As you can see, the BAYES_99 and BAYES_999 tests are no longer being run so it can’t be them sending it to Junk. The theory that it’s not BAYES at fault is also confirmed as I ran a test that set the

required_score to -10

and

rewrite_header Subject *****SPAM*****

Once I had done this, messages were still sent to Junk but actually had the header prefixed with

*****SPAM***** which the other messages had not been doing.

So, if it’s not BAYES…? I am starting to think it’s Dovecot itself thats moving the incoming messages to Junk. I don’t know how, or why. The spam score is just 1.5 in the first example above so theres really no reason for it being sent to Junk.

Any further help would be very welcome!

9

I have continued to look at this issue further. I feel like I am getting close to the issue.

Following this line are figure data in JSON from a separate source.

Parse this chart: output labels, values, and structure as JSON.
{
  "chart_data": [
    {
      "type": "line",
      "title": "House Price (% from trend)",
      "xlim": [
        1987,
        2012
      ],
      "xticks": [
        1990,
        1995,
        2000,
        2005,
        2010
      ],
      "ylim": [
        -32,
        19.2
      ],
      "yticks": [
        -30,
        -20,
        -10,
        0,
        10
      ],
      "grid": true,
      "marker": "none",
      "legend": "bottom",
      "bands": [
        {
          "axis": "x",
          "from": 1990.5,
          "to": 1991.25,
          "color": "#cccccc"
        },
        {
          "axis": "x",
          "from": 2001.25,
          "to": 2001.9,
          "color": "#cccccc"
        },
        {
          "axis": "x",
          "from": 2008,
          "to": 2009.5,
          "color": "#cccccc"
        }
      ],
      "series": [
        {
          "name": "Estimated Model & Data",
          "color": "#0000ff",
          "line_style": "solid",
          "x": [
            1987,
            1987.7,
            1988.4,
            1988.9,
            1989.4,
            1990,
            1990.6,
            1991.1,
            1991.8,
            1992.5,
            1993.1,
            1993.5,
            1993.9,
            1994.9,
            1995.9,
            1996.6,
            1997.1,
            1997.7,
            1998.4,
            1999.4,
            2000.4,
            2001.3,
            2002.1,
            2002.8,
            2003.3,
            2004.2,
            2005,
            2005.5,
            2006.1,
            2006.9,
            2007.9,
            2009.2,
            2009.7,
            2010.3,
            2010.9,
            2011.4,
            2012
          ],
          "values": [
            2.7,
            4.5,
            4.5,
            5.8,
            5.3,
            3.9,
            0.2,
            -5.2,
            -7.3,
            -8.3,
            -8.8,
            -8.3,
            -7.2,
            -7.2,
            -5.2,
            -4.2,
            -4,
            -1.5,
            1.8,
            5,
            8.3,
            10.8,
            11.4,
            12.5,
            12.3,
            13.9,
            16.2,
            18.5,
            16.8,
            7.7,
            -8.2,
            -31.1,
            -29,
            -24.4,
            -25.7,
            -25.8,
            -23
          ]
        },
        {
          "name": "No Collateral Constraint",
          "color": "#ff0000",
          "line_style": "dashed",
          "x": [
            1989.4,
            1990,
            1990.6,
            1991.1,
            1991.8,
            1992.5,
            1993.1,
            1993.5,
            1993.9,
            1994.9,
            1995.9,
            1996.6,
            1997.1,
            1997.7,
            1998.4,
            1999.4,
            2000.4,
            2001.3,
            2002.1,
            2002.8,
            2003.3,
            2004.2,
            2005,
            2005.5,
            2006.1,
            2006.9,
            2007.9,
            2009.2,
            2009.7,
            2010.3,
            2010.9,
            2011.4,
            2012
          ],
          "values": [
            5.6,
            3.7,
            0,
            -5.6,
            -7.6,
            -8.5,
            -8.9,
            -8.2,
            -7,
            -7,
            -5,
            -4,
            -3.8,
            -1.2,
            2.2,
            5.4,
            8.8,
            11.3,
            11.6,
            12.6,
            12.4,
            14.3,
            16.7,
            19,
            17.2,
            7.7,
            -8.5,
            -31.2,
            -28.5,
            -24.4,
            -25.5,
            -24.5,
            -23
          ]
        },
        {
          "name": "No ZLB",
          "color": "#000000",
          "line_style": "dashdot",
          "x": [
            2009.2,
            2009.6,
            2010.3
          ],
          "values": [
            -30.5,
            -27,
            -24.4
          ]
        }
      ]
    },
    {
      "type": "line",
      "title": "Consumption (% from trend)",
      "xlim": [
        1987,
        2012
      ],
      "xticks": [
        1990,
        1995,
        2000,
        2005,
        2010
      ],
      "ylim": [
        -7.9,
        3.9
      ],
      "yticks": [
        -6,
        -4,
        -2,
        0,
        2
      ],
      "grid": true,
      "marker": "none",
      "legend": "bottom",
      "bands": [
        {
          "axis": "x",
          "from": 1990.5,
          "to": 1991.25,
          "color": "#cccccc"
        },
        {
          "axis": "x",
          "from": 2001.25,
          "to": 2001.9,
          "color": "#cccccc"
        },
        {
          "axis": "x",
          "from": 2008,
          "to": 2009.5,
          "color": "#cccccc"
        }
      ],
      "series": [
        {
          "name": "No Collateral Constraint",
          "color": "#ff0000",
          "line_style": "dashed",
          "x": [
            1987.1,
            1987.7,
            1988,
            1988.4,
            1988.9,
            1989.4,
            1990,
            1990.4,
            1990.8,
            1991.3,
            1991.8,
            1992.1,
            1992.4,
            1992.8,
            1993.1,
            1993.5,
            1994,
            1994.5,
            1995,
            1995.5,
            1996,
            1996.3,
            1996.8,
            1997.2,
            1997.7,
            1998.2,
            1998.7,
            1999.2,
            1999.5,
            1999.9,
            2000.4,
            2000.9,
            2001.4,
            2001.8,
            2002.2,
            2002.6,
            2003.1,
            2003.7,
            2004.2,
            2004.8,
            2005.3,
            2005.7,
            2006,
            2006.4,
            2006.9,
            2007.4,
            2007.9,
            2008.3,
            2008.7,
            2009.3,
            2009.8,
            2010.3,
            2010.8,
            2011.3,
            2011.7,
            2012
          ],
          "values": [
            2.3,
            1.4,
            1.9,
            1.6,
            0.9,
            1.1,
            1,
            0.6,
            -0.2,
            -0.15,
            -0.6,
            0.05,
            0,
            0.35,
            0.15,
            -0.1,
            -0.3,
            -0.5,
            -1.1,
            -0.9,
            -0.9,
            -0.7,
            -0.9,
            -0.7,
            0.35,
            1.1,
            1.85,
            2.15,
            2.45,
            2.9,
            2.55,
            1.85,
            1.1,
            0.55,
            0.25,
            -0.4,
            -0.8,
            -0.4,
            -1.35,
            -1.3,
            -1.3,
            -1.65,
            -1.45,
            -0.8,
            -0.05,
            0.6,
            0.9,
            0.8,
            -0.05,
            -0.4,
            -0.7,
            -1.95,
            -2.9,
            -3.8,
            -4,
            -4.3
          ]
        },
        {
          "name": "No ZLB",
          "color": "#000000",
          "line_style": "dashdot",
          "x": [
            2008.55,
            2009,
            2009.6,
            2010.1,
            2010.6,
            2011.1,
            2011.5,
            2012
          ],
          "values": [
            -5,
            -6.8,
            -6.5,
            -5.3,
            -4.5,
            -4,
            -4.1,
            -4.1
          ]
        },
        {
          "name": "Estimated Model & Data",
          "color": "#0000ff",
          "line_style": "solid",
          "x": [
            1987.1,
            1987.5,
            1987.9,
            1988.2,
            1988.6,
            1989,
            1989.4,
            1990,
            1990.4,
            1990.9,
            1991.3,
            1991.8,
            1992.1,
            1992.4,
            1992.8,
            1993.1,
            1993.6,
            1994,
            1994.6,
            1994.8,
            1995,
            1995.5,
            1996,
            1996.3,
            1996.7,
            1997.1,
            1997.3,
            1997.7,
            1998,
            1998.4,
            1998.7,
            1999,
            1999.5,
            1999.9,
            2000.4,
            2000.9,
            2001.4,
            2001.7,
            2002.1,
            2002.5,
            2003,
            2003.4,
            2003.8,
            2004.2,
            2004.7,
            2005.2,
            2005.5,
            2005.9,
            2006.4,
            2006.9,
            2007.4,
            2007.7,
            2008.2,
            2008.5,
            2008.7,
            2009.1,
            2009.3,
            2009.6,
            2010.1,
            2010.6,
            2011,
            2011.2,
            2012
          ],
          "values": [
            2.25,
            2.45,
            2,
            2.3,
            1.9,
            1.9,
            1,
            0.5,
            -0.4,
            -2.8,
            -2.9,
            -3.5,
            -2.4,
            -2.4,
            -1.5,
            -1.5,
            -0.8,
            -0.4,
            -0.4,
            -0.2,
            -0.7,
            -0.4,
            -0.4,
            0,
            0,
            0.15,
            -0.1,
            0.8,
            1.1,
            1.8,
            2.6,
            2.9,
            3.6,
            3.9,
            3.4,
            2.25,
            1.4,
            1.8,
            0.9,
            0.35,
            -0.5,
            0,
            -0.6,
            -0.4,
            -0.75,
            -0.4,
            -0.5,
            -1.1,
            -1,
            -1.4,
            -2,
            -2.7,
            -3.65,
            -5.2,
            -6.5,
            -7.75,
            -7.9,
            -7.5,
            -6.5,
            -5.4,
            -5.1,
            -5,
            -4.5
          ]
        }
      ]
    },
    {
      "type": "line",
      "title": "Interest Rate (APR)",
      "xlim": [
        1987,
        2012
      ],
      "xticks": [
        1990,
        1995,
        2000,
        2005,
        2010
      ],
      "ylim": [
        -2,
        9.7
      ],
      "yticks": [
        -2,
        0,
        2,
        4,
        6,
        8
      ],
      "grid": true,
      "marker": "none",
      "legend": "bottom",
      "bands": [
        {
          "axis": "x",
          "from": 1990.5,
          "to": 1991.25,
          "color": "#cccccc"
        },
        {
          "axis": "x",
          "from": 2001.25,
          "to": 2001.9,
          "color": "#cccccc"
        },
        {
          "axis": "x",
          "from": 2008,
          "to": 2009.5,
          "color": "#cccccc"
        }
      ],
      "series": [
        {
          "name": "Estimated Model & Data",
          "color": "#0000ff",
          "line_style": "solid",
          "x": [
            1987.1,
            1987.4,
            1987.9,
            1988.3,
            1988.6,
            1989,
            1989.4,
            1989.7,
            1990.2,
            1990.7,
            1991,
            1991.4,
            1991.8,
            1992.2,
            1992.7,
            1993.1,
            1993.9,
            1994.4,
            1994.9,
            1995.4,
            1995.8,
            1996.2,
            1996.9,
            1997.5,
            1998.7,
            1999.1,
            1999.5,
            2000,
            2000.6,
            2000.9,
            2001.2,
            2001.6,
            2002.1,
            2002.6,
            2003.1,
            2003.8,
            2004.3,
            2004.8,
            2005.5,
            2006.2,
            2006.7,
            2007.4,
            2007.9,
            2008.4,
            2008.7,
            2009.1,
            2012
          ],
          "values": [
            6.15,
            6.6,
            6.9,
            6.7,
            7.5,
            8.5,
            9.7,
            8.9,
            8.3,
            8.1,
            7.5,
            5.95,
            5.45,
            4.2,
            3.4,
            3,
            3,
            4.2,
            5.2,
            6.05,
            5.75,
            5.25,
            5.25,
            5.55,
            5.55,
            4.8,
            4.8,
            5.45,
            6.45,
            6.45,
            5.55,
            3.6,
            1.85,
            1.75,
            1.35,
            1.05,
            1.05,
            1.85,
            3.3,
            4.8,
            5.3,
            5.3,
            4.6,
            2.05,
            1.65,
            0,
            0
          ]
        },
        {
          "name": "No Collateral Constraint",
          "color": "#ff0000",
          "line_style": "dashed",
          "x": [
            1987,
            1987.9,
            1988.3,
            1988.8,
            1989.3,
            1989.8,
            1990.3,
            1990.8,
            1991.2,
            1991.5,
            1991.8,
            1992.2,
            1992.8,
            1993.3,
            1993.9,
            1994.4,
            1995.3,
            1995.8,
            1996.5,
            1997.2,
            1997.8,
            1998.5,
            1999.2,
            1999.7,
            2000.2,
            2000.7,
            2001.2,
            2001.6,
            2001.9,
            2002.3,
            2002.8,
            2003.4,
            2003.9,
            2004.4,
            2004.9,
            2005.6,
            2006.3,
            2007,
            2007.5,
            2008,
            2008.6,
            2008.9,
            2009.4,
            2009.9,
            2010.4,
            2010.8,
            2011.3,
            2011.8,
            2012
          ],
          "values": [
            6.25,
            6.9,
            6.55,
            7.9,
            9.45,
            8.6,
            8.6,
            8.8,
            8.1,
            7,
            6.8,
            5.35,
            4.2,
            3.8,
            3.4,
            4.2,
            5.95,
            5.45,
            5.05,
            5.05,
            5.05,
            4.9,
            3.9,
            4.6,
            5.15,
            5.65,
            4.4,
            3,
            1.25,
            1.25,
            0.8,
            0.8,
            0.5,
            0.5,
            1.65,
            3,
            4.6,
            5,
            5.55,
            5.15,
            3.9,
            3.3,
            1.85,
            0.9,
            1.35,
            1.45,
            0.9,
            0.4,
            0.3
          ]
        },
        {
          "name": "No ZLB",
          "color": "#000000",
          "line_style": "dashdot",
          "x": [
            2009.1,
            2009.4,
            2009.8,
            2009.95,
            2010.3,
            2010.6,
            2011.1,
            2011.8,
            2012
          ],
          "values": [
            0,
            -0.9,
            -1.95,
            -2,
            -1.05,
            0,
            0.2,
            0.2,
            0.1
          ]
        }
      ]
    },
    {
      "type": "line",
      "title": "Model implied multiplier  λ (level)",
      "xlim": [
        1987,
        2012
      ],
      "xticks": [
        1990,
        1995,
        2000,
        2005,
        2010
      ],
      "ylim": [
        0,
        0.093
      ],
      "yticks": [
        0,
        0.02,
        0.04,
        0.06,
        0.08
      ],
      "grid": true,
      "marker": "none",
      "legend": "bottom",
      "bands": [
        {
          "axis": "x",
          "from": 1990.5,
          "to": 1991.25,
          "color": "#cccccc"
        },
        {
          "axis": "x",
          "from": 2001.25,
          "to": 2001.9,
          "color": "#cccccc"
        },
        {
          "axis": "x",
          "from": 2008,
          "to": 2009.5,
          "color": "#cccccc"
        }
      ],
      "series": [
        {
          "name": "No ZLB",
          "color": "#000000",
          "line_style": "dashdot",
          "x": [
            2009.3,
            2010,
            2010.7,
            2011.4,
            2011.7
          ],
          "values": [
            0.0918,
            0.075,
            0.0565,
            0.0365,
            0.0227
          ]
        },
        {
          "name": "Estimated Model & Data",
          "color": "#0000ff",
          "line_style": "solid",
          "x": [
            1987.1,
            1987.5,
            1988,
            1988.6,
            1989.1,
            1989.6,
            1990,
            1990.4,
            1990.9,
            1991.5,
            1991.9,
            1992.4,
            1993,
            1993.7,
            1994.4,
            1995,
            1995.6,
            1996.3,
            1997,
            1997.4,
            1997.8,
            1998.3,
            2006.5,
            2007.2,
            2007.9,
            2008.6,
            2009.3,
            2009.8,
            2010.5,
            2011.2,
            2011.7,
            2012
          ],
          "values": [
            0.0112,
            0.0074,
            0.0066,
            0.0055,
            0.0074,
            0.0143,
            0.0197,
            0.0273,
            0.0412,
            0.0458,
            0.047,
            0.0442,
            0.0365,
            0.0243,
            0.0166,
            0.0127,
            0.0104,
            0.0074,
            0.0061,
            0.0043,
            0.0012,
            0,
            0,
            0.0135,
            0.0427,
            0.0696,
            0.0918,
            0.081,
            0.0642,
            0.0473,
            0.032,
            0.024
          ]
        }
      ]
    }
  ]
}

Having studied the dovecot log I can see it is moving the email to INBOX correctly…

Mar 19 15:32:56 lmtp(2300, xxxxx @ secondary domain .com): Info: 7BtbJCbYr1r8CAAAPKOv6w: sieve: msgid=<5ab58090-95e6-49ef-aa89-930a5836fa56@gmail.com>: stored mail into mailbox 'INBOX'

Now when I look at the email that was sent (I am looking via Roundcube) the email shows up in the Inbox AND Junk.

It happens in this order…

  • Email shows up in INBOX
  • Roundcube marks the email as ‘Deleted’ and it greys out but still in INBOX list
  • Message now also appears in Junk folder

If you view the email in anything other than Roundcube the message only shows in Junk

10

According to this message quoted above, (RE: The last email source you sent), the following might help you as well:

https://wiki.apache.org/spamassassin/Rules/HTML_IMAGE_ONLY_12

At this point I would rebuild the server. Having to modify it this much to work past an issue shouldn’t be happening.

11

Thanks for your reply. I am also starting to think something’s gone pretty weird. However, the HTML_IMAGE_ONLY_12 header is one a few (of various ratios) that are displayed on various emails in the junk box. Weirdly, the emails sent have no images at all attached or inline.

When you say rebuild… what exactly do you mean? Scrap it and go with a completely new install? or is there a way to rebuild it whilst retaining the accounts that are in place (that all work perfectly). As mentioned previously there are a number of other email addresses on the same server so I’d prefer to avoid the first of those options if at all possible.

Thanks for all your help :+1:

12

You can backup emails and accounts, etc (See System -> Backups in admin panel)

Rebuild server by reinstalling ubuntu and reinstalling MIAB.